Chris O’Brien, the director of the Iowa City Transit Service, pitched ideas and shared public-transit data at a City Council meeting Monday night. O’Brien stressed the need to improve efficiency without raising bus fares.

He said the department has used its new Bus on the Go program, which tracks real-time data of buses’ arrivals and predicted arrival times, to look at bus use.

He said the Transit Service has been reluctant to raise bus fares to help with possible state budget cuts. But because some city buses are outdated, he said, the agency will need money from somewhere.

“The funds just aren’t there to replace [buses],” O’Brien said.

The Transit Service doesn’t want to increase fares because people depend on the city buses to get to work and school, he said.

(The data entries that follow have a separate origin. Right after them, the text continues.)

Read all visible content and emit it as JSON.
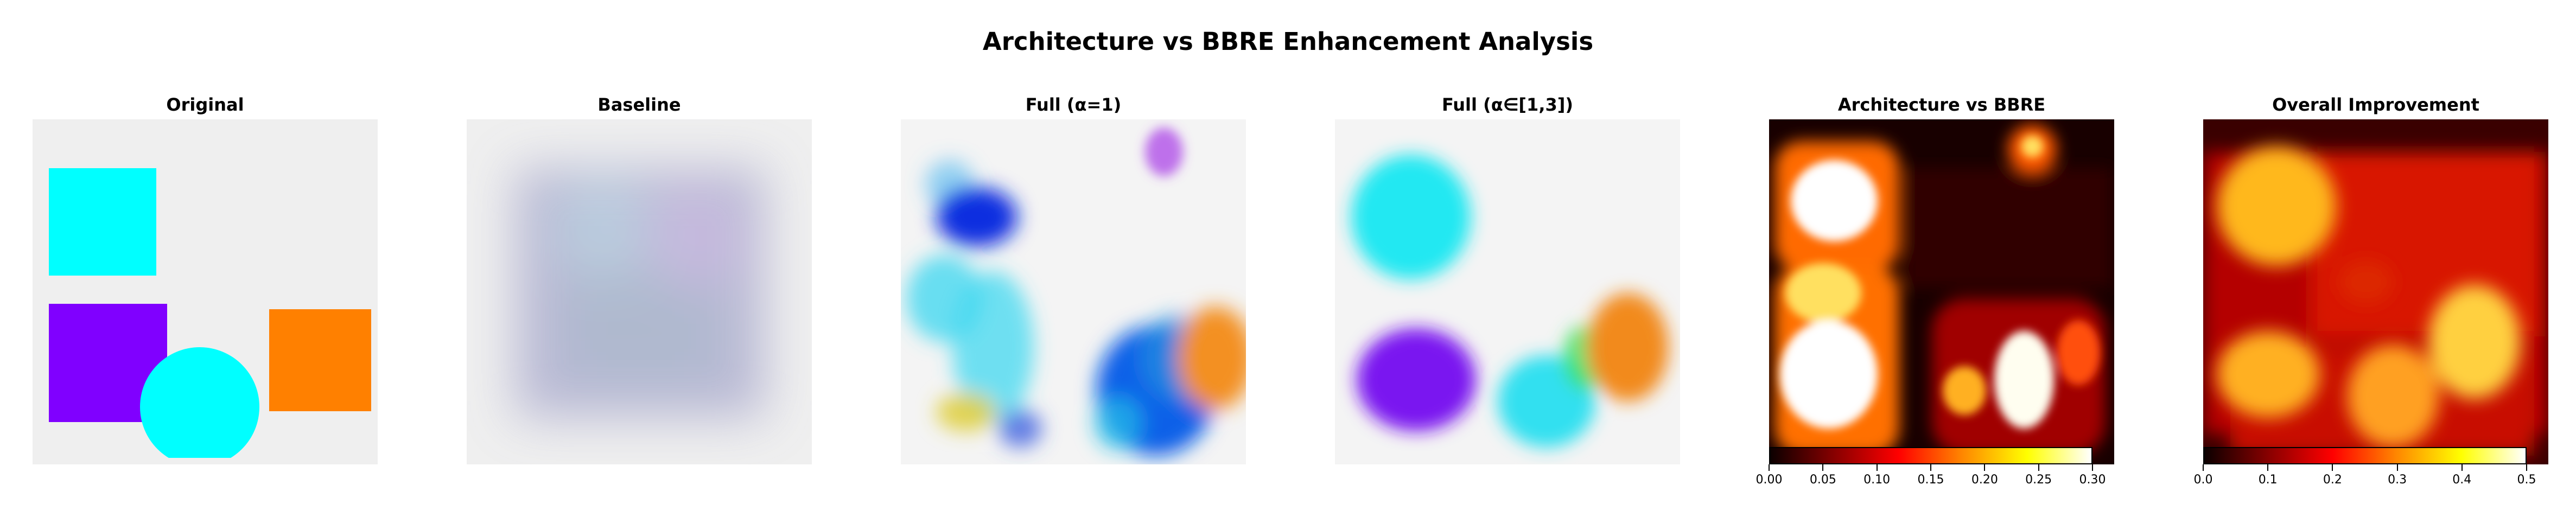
{
  "figure": {
    "title": "Architecture vs BBRE Enhancement Analysis"
  },
  "panels": [
    {
      "title": "Original"
    },
    {
      "title": "Baseline"
    },
    {
      "title": "Full (α=1)"
    },
    {
      "title": "Full (α∈[1,3])"
    },
    {
      "title": "Architecture vs BBRE"
    },
    {
      "title": "Overall Improvement"
    }
  ],
  "colorbars": [
    {
      "colormap": "hot",
      "range": [
        0,
        0.3
      ],
      "ticks": [
        "0.00",
        "0.05",
        "0.10",
        "0.15",
        "0.20",
        "0.25",
        "0.30"
      ]
    },
    {
      "colormap": "hot",
      "range": [
        0,
        0.5
      ],
      "ticks": [
        "0.0",
        "0.1",
        "0.2",
        "0.3",
        "0.4",
        "0.5"
      ]
    }
  ],
  "colors": {
    "cyan": "#00ffff",
    "purple": "#8000ff",
    "orange": "#ff8000",
    "background_gray": "#efefef"
  }
}
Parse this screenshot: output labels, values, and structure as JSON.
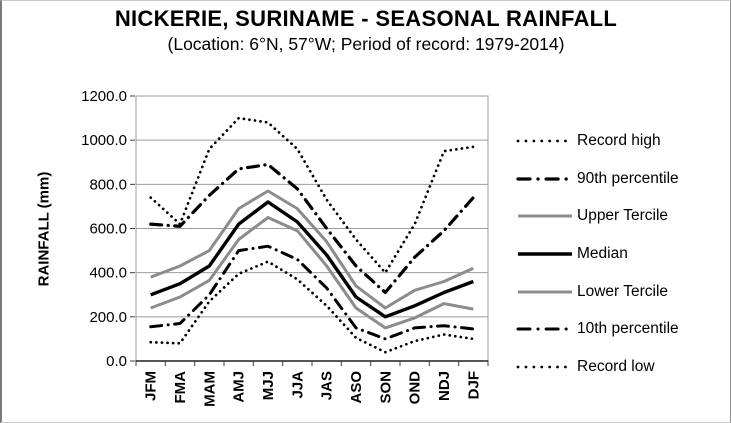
{
  "chart_data": {
    "type": "line",
    "title": "NICKERIE, SURINAME - SEASONAL RAINFALL",
    "subtitle": "(Location: 6°N, 57°W; Period of record: 1979-2014)",
    "ylabel": "RAINFALL (mm)",
    "xlabel": "",
    "unit": "mm",
    "categories": [
      "JFM",
      "FMA",
      "MAM",
      "AMJ",
      "MJJ",
      "JJA",
      "JAS",
      "ASO",
      "SON",
      "OND",
      "NDJ",
      "DJF"
    ],
    "y_axis": {
      "min": 0,
      "max": 1200,
      "step": 200,
      "tick_labels": [
        "0.0",
        "200.0",
        "400.0",
        "600.0",
        "800.0",
        "1000.0",
        "1200.0"
      ]
    },
    "grid": "horizontal",
    "legend_position": "right",
    "colors": {
      "grid": "#9b9b9b",
      "tick": "#404040",
      "axis_line": "#1f1f1f",
      "text": "#000000",
      "series_black": "#000000",
      "series_gray": "#8c8c8c"
    },
    "series": [
      {
        "name": "Record high",
        "style": "dotted",
        "color": "#000000",
        "width": 2.7,
        "values": [
          740,
          620,
          960,
          1100,
          1080,
          960,
          730,
          550,
          400,
          620,
          950,
          970
        ]
      },
      {
        "name": "90th percentile",
        "style": "dashdot",
        "color": "#000000",
        "width": 3.2,
        "values": [
          620,
          610,
          750,
          870,
          890,
          780,
          600,
          430,
          310,
          470,
          590,
          740
        ]
      },
      {
        "name": "Upper Tercile",
        "style": "solid",
        "color": "#8c8c8c",
        "width": 3,
        "values": [
          380,
          430,
          500,
          690,
          770,
          690,
          540,
          340,
          240,
          320,
          360,
          420
        ]
      },
      {
        "name": "Median",
        "style": "solid",
        "color": "#000000",
        "width": 3.4,
        "values": [
          300,
          350,
          430,
          620,
          720,
          630,
          480,
          290,
          200,
          250,
          310,
          360
        ]
      },
      {
        "name": "Lower Tercile",
        "style": "solid",
        "color": "#8c8c8c",
        "width": 3,
        "values": [
          240,
          290,
          365,
          550,
          650,
          590,
          430,
          240,
          150,
          195,
          260,
          235
        ]
      },
      {
        "name": "10th percentile",
        "style": "dashdot",
        "color": "#000000",
        "width": 3,
        "values": [
          155,
          170,
          300,
          500,
          520,
          460,
          330,
          150,
          100,
          150,
          160,
          145
        ]
      },
      {
        "name": "Record low",
        "style": "dotted",
        "color": "#000000",
        "width": 2.7,
        "values": [
          85,
          80,
          270,
          395,
          450,
          370,
          250,
          105,
          40,
          90,
          120,
          100
        ]
      }
    ]
  }
}
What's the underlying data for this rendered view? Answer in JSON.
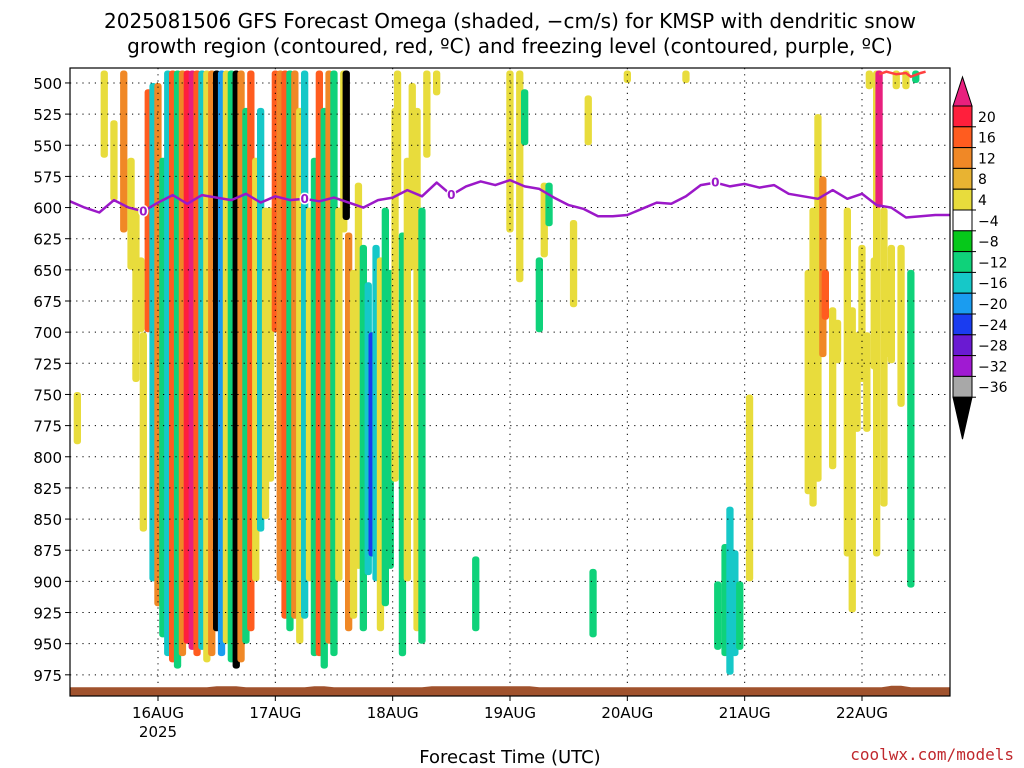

Transit Services hasn’t increased its bus fares in 15 years.

City Councilor Connie Champion said she is also against the agency raising fares because it could decrease ridership, thus increasing pollution.

“We don’t have a pot of gold,” she said. “But ridership never pays for transit.”

Raising fares wasn’t the only transportation issue on the agenda.

Champion also noted 18,000 students use the city’s free shuttle service.

“We could charge 10 or 15 cents for the shuttle,” Councilor Mike Wright suggested at the meeting.
Champion pointed out that a fare would eliminate the point of a free shuttle.

The Transit Service has looked into options for making the city buses more efficient, such as modifying specific routes by combining some of its roughly 600 stops, O’Brien said.

The service may also take routes that are low-performing and tweak them in order to get more service out of low ridership buses, he said.

Eliminating stops could increase efficiency of the buses because some stops rarely have passengers, he said.

But Champion said elderly people who take the bus often may not be able to walk another block to reach a bus stop if one closer to them was eliminated.

“I can understand cutting bus stops,” said Champion. “But you have to be careful.”